Parfois, le remède est pire que le mal : nous avons besoin de tout sauf d’une crise des vocations chez les futurs médecins.

La France entre, en tout état de cause, dans une période dans laquelle tout le territoire est ou sera en situation d’insuffisance chronique en matière de démographie médicale. Le pays pâtit des manques des politiques de l’État que tous paient aujourd’hui.

D’abord, nos concitoyens, qui sont confrontés à la situation angoissante de ne pas être assurés de trouver les rendez-vous médicaux dont ils ont besoin, au prix de pertes de chances de guérison et d’une grande dégradation de leur qualité de vie.

Ensuite, les médecins eux-mêmes, qui voient les listes de patients à suivre s’allonger et ont plus que jamais besoin d’accompagnement pour assurer leur mission.

Enfin, les élus locaux, qui multiplient les projets, les innovations et les offres pour attirer les médecins sur leurs territoires et les amener à s’y installer durablement pour assurer la permanence des soins.

Chacun de nous dans cet hémicycle, chacun de nos territoires est, ou, pour les plus chanceux, sera concerné. La situation exige de nous des réponses qui apportent des améliorations sur les court, moyen et long termes, des réponses qui ne fassent pas plus de mal que de bien.

Les sénateurs du groupe socialiste ont travaillé à partir des situations que nous constations sur nos territoires, souvent alertés par ces vigies de la santé publique que sont aussi les élus. Nous avons auditionné les associations d’élus, l’État, les représentants des médecins et les syndicats de jeunes médecins.

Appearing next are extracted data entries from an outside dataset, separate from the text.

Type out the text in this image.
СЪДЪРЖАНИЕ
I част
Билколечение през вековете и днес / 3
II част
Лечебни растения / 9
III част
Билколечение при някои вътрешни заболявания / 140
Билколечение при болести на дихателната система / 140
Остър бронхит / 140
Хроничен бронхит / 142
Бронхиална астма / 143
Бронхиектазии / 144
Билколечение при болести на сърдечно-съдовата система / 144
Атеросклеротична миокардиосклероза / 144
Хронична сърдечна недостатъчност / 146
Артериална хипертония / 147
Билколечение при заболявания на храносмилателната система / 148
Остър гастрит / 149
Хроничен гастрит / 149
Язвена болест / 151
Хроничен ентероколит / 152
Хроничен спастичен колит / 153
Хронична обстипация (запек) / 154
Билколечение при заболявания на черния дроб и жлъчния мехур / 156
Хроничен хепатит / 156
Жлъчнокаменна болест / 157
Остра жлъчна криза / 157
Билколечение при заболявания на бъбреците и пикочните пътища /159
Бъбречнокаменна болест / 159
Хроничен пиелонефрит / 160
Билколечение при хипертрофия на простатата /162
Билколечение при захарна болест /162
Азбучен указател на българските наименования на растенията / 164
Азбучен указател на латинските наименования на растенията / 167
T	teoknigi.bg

Nous avons œuvré avec la conviction qu’il est aujourd’hui impératif de conjuguer une meilleure professionnalisation des médecins avec l’apport de temps médical dans nos territoires sous-dotés. C’est pourquoi nous avons investi à la fois le cadre pédagogique et l’apport de santé publique, comme le soulignait dans cet hémicycle notre collègue Bernard Jomier.

L’une de nos propositions phares présentées dans cette proposition de loi est en effet l’année de professionnalisation, dont nous avons déjà abondamment parlé. Elle a plusieurs avantages, au nombre desquels la reconnaissance et la rémunération à sa juste valeur de la contribution qui est demandée aux futurs jeunes médecins.

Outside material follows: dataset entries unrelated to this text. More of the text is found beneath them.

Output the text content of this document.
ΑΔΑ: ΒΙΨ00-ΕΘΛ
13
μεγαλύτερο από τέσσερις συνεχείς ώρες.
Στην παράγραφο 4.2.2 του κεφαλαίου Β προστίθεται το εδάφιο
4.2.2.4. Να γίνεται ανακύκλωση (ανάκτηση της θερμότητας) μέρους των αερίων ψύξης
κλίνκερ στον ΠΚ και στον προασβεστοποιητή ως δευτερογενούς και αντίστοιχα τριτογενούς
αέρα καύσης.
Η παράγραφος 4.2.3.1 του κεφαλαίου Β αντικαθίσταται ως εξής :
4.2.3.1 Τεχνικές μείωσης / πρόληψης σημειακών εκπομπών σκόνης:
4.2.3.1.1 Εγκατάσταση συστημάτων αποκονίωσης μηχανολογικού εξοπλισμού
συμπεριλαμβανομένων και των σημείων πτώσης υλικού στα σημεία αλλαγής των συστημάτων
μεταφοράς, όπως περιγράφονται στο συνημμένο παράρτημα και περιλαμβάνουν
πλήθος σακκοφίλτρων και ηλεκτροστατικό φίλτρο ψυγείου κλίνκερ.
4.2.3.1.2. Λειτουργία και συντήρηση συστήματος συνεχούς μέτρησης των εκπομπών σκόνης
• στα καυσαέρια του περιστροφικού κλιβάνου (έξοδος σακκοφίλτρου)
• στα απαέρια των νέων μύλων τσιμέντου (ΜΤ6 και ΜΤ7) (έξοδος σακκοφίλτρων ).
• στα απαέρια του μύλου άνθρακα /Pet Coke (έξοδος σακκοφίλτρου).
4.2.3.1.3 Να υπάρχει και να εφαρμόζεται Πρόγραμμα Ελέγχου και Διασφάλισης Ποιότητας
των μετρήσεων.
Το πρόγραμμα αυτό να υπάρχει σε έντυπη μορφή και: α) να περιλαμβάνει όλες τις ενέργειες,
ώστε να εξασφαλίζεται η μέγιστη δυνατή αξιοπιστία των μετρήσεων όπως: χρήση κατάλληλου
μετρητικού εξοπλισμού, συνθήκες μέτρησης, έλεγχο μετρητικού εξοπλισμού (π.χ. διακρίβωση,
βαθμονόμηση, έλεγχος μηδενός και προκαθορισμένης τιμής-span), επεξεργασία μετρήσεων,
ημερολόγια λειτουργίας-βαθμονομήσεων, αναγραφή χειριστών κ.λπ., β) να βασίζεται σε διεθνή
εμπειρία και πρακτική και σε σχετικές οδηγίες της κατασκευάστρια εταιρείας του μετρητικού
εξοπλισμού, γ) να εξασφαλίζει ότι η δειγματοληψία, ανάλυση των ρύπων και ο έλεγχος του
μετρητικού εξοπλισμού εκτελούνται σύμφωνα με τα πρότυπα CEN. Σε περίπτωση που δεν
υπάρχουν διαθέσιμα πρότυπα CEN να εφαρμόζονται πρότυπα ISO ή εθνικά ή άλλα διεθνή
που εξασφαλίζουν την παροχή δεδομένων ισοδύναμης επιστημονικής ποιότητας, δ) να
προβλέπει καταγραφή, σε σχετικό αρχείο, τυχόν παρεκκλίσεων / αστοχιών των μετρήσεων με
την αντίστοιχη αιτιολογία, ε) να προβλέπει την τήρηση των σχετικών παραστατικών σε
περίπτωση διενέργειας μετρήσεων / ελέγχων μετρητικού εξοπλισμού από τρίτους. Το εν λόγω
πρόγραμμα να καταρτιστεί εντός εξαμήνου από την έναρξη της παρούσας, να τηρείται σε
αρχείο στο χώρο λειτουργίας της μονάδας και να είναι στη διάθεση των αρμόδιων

Une telle année de professionnalisation permet également de mieux prendre en compte leurs problématiques de vie, en associant aux universités les collectivités territoriales, qui sont mieux à même de leur garantir des conditions matérielles adaptées en matière de logement, de transport et de vie quotidienne.

Cette proposition de loi, si elle était adoptée, ne résoudrait pas à elle seule à la crise des déserts médicaux, mais elle apporterait des solutions opérationnelles qui se verraient tout de suite dans les territoires. Elle aurait le précieux avantage de permettre le déploiement très rapide de 4 000 jeunes médecins généralistes, soit en moyenne 40 médecins par département.

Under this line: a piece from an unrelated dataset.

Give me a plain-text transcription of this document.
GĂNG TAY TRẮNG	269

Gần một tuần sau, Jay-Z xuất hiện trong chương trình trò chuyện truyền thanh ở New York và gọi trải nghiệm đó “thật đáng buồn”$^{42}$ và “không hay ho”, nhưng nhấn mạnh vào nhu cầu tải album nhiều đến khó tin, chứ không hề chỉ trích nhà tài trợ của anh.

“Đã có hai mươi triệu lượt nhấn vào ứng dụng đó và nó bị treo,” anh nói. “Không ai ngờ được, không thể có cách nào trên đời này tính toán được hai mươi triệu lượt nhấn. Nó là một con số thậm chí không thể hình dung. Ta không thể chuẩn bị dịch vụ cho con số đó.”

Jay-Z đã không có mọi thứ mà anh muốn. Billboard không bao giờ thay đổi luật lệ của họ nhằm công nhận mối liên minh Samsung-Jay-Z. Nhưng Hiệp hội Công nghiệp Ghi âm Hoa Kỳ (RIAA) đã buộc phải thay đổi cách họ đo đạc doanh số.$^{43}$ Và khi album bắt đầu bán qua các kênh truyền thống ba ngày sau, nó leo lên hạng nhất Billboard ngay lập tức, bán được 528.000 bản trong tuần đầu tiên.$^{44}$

Notre texte contient aussi, grâce au travail de notre collègue Patrice Joly, un article consacré aux conditions de l’exercice libéral et de l’exercice salarié.

Notre proposition de loi a par ailleurs pour objet de mettre en place une organisation du parcours de soins facilitant la prise en charge de chaque patient, dans chaque territoire. Cela serait rendu possible par le gain de temps médical obtenu grâce à une meilleure coordination entre les professionnels de proximité. Cette nouvelle organisation permettrait de dégager du temps médical en priorité pour les patients sans médecin traitant ou subissant une affection de longue durée.

Notre texte rétablit également l’obligation de garde pour les médecins libéraux, afin de permettre la permanence des soins. Pour mémoire, c’est un dispositif de prise en charge aux horaires de fermeture des cabinets libéraux. Depuis la suppression de cette obligation en 2002, on observe une dégradation du service rendu. Le volontariat ne suffit plus pour répondre à la demande.

La voie que nous ouvrons ainsi nous semble susceptible d’apporter des réponses d’ores et déjà concrètes, efficaces et pragmatiques au problème des déserts médicaux, qui nous taraude tous.